What is this medicine?
METHYLDOPA (meth ill DOE pa) is used to treat high blood pressure.
How should I use this medicine?
This medicine is for infusion into a vein. It is given by a health care professional in a hospital or clinic setting.
Talk to your pediatrician regarding the use of this medicine in children. Special care may be needed.
What side effects may I notice from receiving this medicine?
Side effects that you should report to your doctor or health care professional as soon as possible:
allergic reactions like skin rash, itching or hives, swelling of the face, lips, or tongue
black, sore tongue
dark yellow or brown urine
difficulty sleeping, nightmares
fever (usually within the first 3 months of treatment)
swelling of the feet or legs
unusually weak or tired
yellowing of the eyes or skin
Side effects that usually do not require medical attention (report to your doctor or health care professional if they continue or are bothersome):
abnormal production of milk in females
breast enlargement in both males and females
change in sex drive or performance
numbness or tingling in hands or feet
What may interact with this medicine?
Do not take this medicine with any of the following medications:
MAOIs like Carbex, Eldepryl, Marplan, Nardil, and Parnate
This medicine may also interact with the following medications:
medicines for high blood pressure
What if I miss a dose?
This does not apply.
Where should I keep my medicine?
This drug is given in a hospital or clinic and will not be stored at home.
What should I tell my health care provider before I take this medicine?
They need to know if you have any of these conditions:
an unusual or allergic reaction to methyldopa, sulfites, other medicines, foods, dyes, or preservatives
pregnant or trying to get pregnant
What should I watch for while using this medicine?
Your condition will be monitored carefully while you are receiving this medicine.
You may get drowsy or dizzy.

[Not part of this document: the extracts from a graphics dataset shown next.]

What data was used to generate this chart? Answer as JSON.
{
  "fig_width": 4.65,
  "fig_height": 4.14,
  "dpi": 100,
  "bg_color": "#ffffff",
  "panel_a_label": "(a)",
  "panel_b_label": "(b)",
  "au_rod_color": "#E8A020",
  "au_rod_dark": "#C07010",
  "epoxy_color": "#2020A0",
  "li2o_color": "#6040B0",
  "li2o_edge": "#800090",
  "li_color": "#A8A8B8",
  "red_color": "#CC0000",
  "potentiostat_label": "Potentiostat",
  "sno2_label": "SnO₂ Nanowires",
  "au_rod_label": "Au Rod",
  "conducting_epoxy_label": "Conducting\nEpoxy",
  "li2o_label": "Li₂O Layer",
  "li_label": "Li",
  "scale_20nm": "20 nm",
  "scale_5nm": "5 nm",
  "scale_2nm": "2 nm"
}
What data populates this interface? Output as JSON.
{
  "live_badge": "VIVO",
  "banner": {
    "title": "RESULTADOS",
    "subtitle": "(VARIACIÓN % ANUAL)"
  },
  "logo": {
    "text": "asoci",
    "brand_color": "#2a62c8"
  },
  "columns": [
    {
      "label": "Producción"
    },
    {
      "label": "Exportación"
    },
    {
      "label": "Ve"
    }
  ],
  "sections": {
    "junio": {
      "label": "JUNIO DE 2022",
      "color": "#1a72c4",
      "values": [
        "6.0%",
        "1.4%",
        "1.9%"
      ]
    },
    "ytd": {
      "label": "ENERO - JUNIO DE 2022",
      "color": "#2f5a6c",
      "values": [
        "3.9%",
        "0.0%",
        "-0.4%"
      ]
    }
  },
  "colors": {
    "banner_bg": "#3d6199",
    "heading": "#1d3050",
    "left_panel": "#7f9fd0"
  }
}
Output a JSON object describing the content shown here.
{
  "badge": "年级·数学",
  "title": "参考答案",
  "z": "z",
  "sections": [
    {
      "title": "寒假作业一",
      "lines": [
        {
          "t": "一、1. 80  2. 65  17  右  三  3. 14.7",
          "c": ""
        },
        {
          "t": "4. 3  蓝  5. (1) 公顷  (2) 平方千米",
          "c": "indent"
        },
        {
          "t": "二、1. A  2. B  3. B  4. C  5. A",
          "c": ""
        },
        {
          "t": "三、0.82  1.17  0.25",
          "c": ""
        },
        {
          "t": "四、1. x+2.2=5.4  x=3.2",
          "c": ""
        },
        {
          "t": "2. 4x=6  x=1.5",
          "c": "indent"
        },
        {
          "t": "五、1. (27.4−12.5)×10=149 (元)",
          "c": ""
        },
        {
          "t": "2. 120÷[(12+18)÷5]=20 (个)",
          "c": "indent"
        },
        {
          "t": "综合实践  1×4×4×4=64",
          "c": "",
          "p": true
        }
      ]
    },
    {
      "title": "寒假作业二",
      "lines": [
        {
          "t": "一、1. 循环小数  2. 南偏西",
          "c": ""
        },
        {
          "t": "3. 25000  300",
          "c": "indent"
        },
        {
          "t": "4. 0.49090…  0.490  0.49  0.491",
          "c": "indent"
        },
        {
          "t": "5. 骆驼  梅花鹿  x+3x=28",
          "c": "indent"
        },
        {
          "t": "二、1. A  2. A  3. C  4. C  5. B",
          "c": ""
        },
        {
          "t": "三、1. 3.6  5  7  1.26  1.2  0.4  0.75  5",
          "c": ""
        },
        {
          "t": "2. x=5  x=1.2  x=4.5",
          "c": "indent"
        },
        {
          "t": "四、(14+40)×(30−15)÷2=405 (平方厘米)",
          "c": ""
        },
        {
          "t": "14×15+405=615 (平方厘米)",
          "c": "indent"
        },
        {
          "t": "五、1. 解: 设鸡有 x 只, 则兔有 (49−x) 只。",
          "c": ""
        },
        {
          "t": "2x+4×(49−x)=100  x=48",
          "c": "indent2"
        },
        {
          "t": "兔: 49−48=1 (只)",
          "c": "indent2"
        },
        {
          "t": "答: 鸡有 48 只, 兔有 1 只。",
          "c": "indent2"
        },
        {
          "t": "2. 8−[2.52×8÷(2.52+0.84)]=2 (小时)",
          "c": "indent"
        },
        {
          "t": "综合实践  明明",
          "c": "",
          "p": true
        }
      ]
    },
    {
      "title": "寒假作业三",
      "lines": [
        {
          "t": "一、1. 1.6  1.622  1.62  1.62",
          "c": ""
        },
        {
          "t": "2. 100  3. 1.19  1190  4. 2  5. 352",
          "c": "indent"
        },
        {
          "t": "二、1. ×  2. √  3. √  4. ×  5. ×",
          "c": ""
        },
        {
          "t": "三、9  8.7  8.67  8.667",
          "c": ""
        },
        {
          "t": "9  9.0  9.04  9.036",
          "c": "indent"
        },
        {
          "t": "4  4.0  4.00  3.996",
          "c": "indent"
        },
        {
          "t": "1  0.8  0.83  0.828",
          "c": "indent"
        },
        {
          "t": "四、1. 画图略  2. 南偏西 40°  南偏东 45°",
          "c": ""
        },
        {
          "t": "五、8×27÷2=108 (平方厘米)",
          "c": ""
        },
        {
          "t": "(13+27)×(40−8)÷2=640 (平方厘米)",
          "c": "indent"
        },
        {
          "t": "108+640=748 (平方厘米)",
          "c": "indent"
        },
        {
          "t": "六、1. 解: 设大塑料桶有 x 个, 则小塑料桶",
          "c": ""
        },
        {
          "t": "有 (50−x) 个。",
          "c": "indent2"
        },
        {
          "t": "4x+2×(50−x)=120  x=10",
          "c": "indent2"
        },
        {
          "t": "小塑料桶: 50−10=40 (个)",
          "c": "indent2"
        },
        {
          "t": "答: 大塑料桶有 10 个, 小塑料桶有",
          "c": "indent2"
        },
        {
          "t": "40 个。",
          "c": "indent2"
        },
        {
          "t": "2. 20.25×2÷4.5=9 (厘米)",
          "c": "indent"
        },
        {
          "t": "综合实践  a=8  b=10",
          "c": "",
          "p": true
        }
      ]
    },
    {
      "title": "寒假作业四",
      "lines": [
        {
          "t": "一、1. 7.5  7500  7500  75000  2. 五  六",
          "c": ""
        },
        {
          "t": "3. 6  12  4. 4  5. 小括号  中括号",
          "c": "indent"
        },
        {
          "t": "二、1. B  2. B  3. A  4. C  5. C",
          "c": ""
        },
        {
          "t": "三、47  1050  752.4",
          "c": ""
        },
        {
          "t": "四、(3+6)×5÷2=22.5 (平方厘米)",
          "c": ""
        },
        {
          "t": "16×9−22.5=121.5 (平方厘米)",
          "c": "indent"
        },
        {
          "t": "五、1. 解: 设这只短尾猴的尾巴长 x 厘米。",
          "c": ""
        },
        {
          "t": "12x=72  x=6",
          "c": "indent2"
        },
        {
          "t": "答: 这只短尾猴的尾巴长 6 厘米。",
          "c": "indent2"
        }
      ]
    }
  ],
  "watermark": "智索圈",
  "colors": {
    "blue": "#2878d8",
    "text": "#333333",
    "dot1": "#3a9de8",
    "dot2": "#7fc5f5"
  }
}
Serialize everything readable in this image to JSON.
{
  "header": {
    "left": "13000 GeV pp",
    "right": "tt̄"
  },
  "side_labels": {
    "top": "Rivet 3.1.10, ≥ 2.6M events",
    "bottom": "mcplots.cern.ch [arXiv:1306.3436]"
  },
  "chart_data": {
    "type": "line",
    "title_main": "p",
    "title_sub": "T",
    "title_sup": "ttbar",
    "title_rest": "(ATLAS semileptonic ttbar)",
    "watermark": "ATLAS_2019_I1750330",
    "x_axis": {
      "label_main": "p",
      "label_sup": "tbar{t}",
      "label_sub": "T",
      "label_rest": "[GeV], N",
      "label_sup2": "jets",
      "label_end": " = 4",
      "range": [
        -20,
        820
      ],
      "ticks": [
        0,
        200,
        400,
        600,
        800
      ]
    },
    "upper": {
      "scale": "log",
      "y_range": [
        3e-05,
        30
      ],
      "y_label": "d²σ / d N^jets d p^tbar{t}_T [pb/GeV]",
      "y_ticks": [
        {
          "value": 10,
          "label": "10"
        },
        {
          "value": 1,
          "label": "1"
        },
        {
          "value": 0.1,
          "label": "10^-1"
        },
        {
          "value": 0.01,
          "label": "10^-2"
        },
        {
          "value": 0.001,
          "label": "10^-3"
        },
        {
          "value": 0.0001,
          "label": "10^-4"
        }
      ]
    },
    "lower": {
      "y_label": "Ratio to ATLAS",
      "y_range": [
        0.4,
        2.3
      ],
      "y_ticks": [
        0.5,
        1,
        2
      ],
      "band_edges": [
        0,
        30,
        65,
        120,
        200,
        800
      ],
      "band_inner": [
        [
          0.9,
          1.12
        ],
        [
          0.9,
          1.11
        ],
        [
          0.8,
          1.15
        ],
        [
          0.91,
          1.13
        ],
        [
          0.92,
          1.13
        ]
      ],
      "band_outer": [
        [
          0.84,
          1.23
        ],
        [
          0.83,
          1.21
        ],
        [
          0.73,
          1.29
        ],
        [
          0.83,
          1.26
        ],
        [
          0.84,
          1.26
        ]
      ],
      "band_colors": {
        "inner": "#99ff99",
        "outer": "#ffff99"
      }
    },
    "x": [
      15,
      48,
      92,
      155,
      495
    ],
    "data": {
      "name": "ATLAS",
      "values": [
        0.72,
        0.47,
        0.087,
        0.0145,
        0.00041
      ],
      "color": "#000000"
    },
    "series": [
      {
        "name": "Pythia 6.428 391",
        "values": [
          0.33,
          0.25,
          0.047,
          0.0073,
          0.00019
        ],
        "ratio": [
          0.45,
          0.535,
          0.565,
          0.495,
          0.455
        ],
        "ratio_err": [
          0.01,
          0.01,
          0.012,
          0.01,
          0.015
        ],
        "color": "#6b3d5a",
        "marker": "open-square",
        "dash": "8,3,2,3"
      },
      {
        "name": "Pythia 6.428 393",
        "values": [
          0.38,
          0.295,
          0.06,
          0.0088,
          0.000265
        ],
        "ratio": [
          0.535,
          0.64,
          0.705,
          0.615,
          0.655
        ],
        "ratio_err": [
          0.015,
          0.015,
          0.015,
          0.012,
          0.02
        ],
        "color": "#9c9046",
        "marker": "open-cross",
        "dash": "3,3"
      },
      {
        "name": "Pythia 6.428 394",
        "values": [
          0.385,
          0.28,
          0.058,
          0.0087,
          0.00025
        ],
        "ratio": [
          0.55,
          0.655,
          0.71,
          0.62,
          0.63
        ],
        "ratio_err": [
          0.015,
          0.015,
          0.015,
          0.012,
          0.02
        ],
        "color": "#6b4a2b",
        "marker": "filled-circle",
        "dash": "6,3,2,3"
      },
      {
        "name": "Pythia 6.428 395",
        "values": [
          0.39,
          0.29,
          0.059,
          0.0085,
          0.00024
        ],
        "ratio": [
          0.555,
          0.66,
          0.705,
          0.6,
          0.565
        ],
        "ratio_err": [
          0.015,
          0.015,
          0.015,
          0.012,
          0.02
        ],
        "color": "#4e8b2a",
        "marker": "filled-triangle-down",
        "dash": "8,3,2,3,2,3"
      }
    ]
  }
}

Do not drive, use machinery, or do anything that needs mental alertness until you know how this medicine affects you. To avoid dizzy or fainting spells, do not stand or sit up quickly, especially if you are an older person. Alcohol can make you more drowsy and dizzy. Avoid alcoholic drinks.
Your mouth may get dry. Chewing sugarless gum or sucking hard candy, and drinking plenty of water may help. Contact your doctor if the problem does not go away or is severe.